The fabric is a dark grey boiled wool/rayon blend and the trim is a knit which I think is a wool or wool blend popcorn textured fabric. Both were from Fabric Mart, but I'm sure they are long since sold out.




And a closer look at the trim fabric:


Still no slacks, but I finally got the Connie Crawford slacks/pants sloper, so I hope to start on that soon. 

Saturday, September 12, 2020

The Best Laid Plans...

 ...or, what didn't make the cut.


Normally before sewing starts for a new season I lay out the fabric I want to use, and then search through the pattern stash for what I want to make it into. I leave the fabric out on the counter in the sewing room as a reminder.  But this season life got abnormal. So here are the fabrics that didn't make their debut this season.


I had great hopes for refining the fit on a pair of woven slacks. I was bound and determined to make the Gobi  culottes -- neither happened. In fact, no slacks, culottes or shorts happened. Sigh.

  I am thinking of working with the Connie Crawford pants block from Islander Sewing. I've had very good results with the two bodice blocks of hers that I have recently fitted, so hopes are high that the pants sloper might work out too. I feel good about the fit I get from the Style Arc knit pants draft, but a nicely fitted woven slack eludes me.  The grey twill may still be in play if that happens.

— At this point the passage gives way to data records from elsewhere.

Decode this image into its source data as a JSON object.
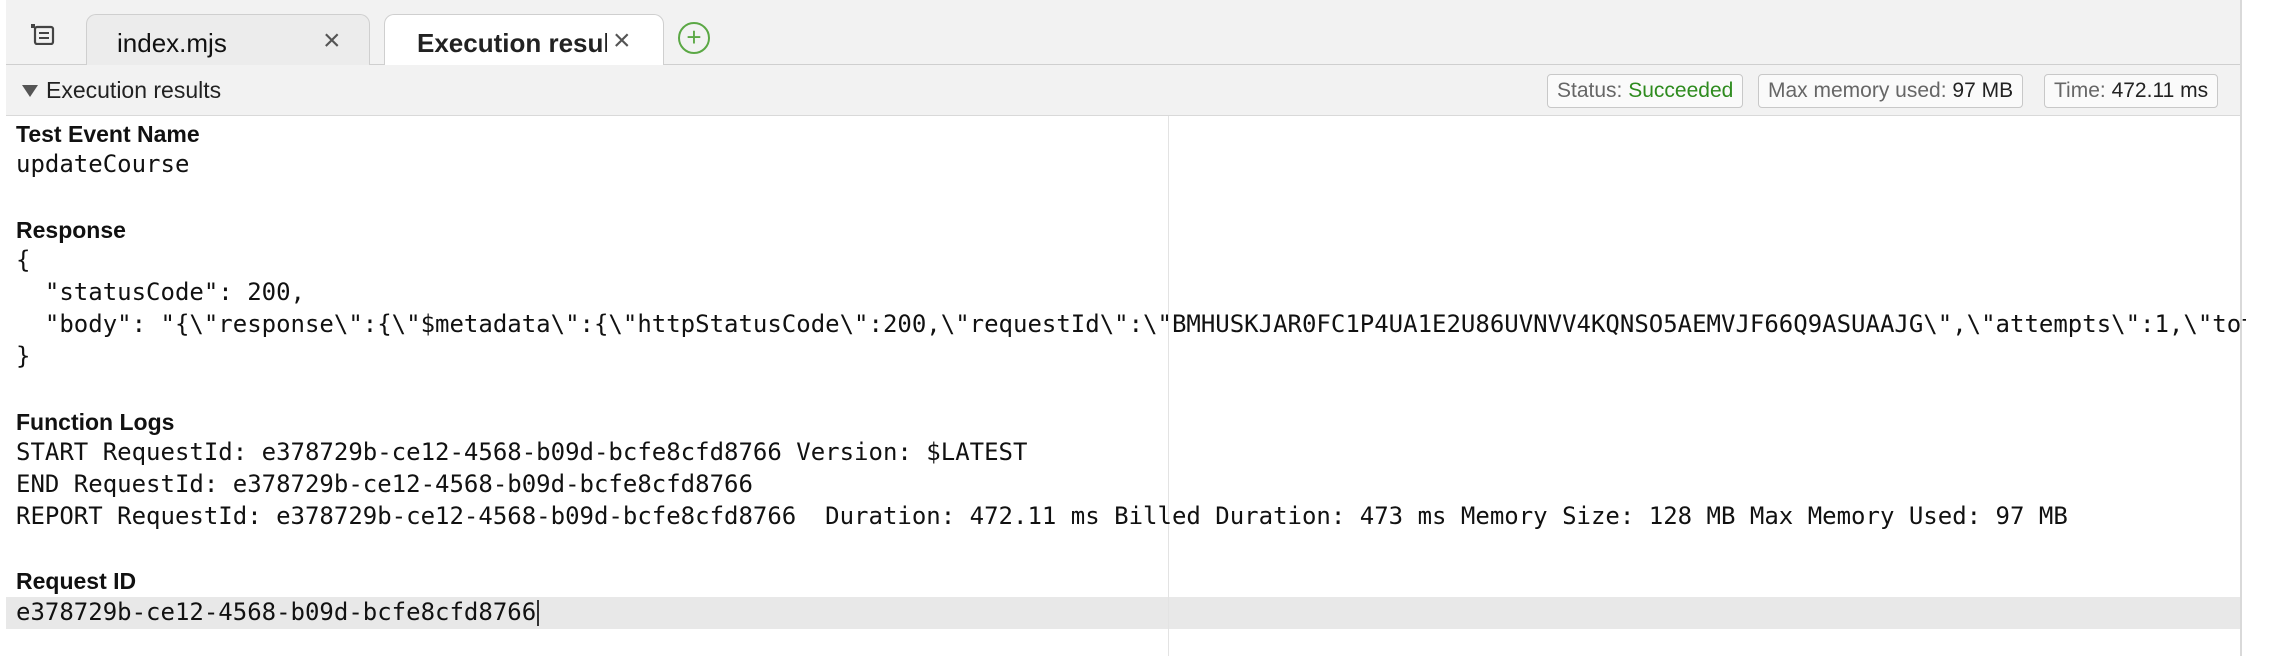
{
  "tabs": [
    {
      "label": "index.mjs",
      "active": false
    },
    {
      "label": "Execution results",
      "active": true
    }
  ],
  "results_panel": {
    "title": "Execution results",
    "status_label": "Status:",
    "status_value": "Succeeded",
    "memory_label": "Max memory used:",
    "memory_value": "97 MB",
    "time_label": "Time:",
    "time_value": "472.11 ms"
  },
  "output": {
    "test_event_heading": "Test Event Name",
    "test_event_value": "updateCourse",
    "response_heading": "Response",
    "response_lines": [
      "{",
      "  \"statusCode\": 200,",
      "  \"body\": \"{\\\"response\\\":{\\\"$metadata\\\":{\\\"httpStatusCode\\\":200,\\\"requestId\\\":\\\"BMHUSKJAR0FC1P4UA1E2U86UVNVV4KQNSO5AEMVJF66Q9ASUAAJG\\\",\\\"attempts\\\":1,\\\"tot",
      "}"
    ],
    "function_logs_heading": "Function Logs",
    "log_lines": [
      "START RequestId: e378729b-ce12-4568-b09d-bcfe8cfd8766 Version: $LATEST",
      "END RequestId: e378729b-ce12-4568-b09d-bcfe8cfd8766",
      "REPORT RequestId: e378729b-ce12-4568-b09d-bcfe8cfd8766  Duration: 472.11 ms Billed Duration: 473 ms Memory Size: 128 MB Max Memory Used: 97 MB"
    ],
    "request_id_heading": "Request ID",
    "request_id_value": "e378729b-ce12-4568-b09d-bcfe8cfd8766"
  },
  "colors": {
    "success": "#2e8b1e",
    "add_tab": "#5ba845"
  },
  "icons": [
    "menu-icon",
    "close-icon",
    "add-tab-icon",
    "collapse-caret-icon"
  ]
}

This was the season I was going to make a couple of loose, flowy, silk tops. Nope.



The Liberty silk (background) has been featured before, the red silk from Fabric Mart hasn't  -- these still have a (small) chance to be sewn up soon, but the problem is -- where will I wear them?  Silk is definitely not my go to fabric for everyday/around the house wear.    

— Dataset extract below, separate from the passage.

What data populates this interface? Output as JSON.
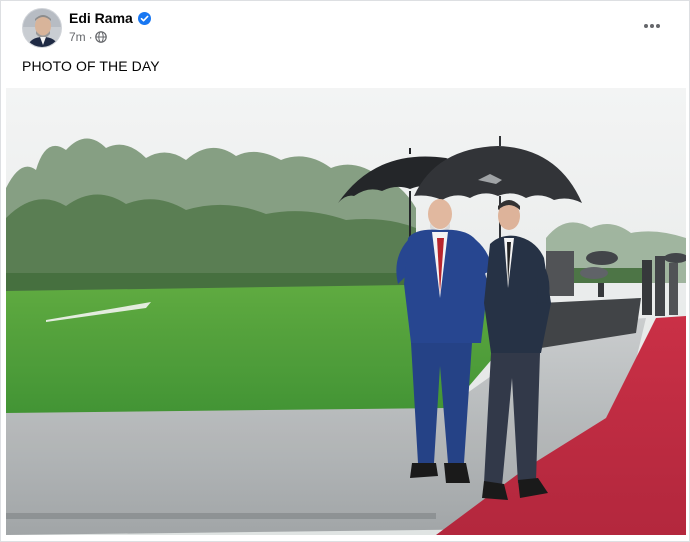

Then there were two pieces of woven cotton -- the grey gingham check was slated to be a tunic length shirt, the overdyed seersucker almost made it into a Style Arc top. I'm sad about the grey gingham -- that is a seriously nice piece of cotton shirting. Sold by Fabric Mart as a Thomas Mason shirting, it would make a great man's shirt too, if one were so inclined (I am not.)




And lastly, a border print rayon challis. Sorry rayon challis -- you did not get made into a short-sleeved summer top. Better luck next season!



So, into the stash closet for these fabrics. What will take their place on the counter for autumn sewing? Stay tuned.


Tuesday, September 1, 2020

World's Simplest Hat Pattern?



 Maybe! 

 It's The Egg Hat by Center For Pattern Design and is described:

"The bias-cut Egg Hat is inspired by Madeleine Vionnet's approach to pattern design. It is a simple, clean design which is easy to assemble and yet delivers a timeless elegance typical of her manner."

At the moment, the website seems to be undergoing some restructuring and not all patterns are shown, so here's a peek:


I had a large scrap of navy felted wool so I thought I'd (finally) give it a try -- the pattern has been living in the pattern stash for several years. As it happens, that was not a great choice in fabric for two reasons.  One, the felted wool, even cut on the bias, had zero stretch. (Duh!) But more importantly, it also rubbed off navy dye all over my hands when working with it.  Nope -- I may be a granny, but I can do without blue hair, thank you very much! It's funny, I never noticed that problem when cutting a vest out of the rest of the fabric, but I suspect there was a lot more handling of the fabric with the hat.  At any rate, there's a cut out vest I won't be finishing.

There is only one pattern piece -- an ellipse -- that is cut out twice.  Looks like this:


Sewn right sides together, then turned and folded in on itself, like so:



Scootch up one side into soft pleats and either secure the pleats with stitches, or as I did -- with a pin.  Done!